Like MacBook, Ultrabook will tap lots of new tech
Ultrabooks' diminutive size and thickness will spur the use of new technologies, potentially stimulating a moribund laptop market, researcher TrendForce says.
Ultrabooks will adopt lots of cutting-edge laptop technology, not unlike what Apple did to perfect the design of its MacBook Air, according to research from TrendForce.
The first Ultrabooks from Lenovo, Toshiba, and Asus already tap into some impressive technology. Lenovo's 0.6-inch thick U300s, for example, boasts a "breathable" keyboard to reduce heat and RapidDrive solid-state drive technology to deliver a 10.5-second boot time.

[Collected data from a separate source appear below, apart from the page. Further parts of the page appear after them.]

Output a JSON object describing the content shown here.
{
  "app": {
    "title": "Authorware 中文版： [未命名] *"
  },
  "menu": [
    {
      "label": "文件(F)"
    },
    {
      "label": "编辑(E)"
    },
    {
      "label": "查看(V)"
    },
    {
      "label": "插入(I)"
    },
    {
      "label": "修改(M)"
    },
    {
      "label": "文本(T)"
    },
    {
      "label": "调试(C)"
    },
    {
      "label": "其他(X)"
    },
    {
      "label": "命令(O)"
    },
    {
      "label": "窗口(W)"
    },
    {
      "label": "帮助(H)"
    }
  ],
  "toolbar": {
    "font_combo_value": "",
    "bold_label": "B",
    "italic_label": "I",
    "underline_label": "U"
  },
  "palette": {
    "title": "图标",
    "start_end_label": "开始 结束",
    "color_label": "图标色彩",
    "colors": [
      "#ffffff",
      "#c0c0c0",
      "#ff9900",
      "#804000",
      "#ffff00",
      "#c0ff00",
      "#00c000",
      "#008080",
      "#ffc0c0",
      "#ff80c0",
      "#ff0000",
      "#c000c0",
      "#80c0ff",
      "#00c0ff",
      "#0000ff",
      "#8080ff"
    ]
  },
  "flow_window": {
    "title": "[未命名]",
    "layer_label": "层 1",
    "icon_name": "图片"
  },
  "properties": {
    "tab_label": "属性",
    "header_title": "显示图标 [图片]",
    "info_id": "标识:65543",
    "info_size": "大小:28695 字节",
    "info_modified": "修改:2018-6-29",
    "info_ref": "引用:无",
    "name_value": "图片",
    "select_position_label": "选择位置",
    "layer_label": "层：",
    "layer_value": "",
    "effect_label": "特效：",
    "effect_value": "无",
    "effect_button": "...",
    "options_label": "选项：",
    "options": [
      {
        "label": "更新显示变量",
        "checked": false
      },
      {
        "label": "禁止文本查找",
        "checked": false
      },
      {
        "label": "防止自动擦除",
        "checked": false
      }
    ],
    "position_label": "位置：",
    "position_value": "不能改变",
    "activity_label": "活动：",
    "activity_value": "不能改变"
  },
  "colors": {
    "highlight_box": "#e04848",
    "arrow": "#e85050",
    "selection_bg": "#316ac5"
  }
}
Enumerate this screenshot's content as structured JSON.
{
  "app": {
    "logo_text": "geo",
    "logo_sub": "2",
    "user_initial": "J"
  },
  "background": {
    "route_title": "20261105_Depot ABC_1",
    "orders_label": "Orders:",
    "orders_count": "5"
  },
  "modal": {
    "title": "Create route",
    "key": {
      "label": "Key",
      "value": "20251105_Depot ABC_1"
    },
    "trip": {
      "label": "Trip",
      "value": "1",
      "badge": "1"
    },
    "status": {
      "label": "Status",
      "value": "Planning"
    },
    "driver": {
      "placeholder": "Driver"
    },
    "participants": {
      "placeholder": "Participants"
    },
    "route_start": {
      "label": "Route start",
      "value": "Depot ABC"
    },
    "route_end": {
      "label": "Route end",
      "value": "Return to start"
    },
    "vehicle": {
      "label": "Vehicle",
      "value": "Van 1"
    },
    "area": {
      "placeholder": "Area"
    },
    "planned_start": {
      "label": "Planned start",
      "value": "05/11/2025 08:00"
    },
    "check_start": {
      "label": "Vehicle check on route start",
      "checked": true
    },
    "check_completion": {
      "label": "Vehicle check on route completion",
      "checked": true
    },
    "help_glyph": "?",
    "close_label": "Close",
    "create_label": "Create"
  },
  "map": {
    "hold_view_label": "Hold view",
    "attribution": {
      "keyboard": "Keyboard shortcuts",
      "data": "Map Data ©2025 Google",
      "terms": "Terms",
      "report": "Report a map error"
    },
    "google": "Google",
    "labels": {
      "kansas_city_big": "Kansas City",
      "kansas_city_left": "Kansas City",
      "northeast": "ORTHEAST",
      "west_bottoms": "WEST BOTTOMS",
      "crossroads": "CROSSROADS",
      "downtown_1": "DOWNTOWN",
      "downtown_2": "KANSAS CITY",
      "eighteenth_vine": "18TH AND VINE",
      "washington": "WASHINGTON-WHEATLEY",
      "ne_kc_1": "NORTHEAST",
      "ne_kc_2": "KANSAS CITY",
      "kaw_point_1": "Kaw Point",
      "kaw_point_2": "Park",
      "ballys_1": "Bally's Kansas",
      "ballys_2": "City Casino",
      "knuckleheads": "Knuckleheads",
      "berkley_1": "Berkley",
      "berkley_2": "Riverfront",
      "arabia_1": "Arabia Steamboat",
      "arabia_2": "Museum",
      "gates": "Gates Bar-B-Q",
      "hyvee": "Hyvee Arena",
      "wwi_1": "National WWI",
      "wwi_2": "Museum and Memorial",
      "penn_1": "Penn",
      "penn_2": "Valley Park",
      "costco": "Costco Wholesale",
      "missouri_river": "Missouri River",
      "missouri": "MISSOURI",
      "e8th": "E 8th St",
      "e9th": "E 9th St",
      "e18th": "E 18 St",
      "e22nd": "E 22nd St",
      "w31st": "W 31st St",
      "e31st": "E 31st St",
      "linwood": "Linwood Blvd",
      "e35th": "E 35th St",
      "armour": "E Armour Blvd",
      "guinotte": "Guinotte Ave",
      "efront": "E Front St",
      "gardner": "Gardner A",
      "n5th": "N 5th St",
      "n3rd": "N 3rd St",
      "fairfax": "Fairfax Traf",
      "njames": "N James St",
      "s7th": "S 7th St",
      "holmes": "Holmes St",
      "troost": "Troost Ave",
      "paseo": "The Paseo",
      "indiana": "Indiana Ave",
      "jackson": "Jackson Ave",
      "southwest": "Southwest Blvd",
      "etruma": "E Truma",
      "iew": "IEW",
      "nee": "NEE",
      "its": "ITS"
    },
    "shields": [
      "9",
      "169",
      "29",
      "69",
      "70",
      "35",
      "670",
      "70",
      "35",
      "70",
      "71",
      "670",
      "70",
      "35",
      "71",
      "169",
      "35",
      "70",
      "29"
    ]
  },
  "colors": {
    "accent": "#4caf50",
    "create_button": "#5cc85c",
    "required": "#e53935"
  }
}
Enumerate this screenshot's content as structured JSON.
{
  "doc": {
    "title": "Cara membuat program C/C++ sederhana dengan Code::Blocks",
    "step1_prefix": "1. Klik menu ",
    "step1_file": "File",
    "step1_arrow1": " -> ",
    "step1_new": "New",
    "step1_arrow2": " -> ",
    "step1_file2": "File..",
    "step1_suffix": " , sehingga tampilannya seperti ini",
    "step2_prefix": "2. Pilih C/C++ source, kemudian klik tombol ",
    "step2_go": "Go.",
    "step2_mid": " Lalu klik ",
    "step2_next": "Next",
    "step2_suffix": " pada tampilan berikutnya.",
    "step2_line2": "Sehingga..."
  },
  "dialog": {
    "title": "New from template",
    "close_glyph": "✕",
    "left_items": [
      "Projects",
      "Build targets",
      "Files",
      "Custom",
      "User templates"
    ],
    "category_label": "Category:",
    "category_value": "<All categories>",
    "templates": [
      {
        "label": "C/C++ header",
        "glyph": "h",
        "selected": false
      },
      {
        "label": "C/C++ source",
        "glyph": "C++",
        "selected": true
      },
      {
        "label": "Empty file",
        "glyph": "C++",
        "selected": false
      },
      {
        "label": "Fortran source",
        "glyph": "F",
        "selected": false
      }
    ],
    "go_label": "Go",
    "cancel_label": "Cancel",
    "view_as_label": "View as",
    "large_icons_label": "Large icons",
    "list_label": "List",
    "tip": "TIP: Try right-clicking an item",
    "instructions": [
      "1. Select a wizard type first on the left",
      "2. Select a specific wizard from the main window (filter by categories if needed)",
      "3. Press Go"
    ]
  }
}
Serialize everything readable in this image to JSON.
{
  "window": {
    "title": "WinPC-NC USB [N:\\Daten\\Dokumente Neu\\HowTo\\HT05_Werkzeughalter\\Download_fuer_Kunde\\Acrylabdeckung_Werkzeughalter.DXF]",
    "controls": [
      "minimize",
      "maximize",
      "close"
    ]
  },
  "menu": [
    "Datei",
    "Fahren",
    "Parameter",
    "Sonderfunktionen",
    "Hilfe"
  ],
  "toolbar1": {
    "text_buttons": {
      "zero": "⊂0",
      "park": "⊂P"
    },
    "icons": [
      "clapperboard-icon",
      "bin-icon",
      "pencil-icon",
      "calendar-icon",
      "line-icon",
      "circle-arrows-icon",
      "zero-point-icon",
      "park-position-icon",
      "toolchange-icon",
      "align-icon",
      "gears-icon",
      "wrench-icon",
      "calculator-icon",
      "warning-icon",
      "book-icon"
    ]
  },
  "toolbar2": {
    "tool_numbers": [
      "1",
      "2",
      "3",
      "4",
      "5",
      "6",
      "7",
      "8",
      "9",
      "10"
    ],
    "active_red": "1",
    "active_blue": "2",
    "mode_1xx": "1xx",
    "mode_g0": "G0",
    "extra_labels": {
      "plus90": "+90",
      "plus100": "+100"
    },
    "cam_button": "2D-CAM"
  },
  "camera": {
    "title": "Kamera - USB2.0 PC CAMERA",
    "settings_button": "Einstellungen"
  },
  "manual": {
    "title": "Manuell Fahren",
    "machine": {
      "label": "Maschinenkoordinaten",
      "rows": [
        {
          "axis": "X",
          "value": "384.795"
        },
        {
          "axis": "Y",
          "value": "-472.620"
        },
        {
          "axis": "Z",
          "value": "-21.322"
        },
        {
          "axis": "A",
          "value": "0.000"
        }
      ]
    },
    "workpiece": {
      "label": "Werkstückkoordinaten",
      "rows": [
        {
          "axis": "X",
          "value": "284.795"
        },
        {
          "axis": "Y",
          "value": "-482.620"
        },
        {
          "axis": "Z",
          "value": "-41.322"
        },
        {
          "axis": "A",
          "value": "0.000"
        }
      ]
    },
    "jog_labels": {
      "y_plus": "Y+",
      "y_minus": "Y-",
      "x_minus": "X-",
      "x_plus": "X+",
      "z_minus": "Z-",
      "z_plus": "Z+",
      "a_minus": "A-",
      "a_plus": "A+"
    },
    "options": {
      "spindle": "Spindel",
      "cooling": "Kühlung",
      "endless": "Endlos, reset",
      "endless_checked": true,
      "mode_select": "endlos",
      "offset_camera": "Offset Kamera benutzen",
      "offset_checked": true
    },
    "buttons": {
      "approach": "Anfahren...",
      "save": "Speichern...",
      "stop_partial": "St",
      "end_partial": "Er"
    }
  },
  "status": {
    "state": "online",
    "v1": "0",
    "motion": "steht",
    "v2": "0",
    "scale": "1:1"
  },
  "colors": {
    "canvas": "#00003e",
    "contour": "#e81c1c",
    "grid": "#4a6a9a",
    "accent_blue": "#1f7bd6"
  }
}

Apple's MacBook Air has been the highest profile example of a laptop that continues to push the envelope on design with novel display, battery, and motherboard designs. "Intel, along with the rest of the PC industry, aims to produce an Ultrabook as thin and light as the MacBook Air...[as a result] we believe the Ultrabook market share will jump from under 2 percent in 2011 to 10 percent in 2012, stimulating renewed growth in the PC industry," TrendForce CEO Kevin Lin said in a report released Tuesday.
Lin goes on to say that Ultrabooks, because of similarities in size and weight, will also present a challenge to tablets. This echoes statements from Intel, which has said that future hybrid Ultrabooks will straddle laptop and tablet design.
Here's a list of some the new technologies that Ultrabooks will integrate, according to TrendForce:
- Solid-state and hybrid disk drives: Since SSD cost remains much higher than traditional rotating hard disks, some Ultrabooks will use hybrid drives (see: Intel Smart Response) that combine, for example, a 320GB HDD with a 16GB SSD for faster access times. Premium Ultrabooks will use pure solid-state drives.
And Intel is playing its part with a $300 million Ultrabook fund to drive innovation "to invest in companies building hardware and software technologies focused on...achieving all-day usage through longer battery life, enabling innovative physical designs and improved storage capacity."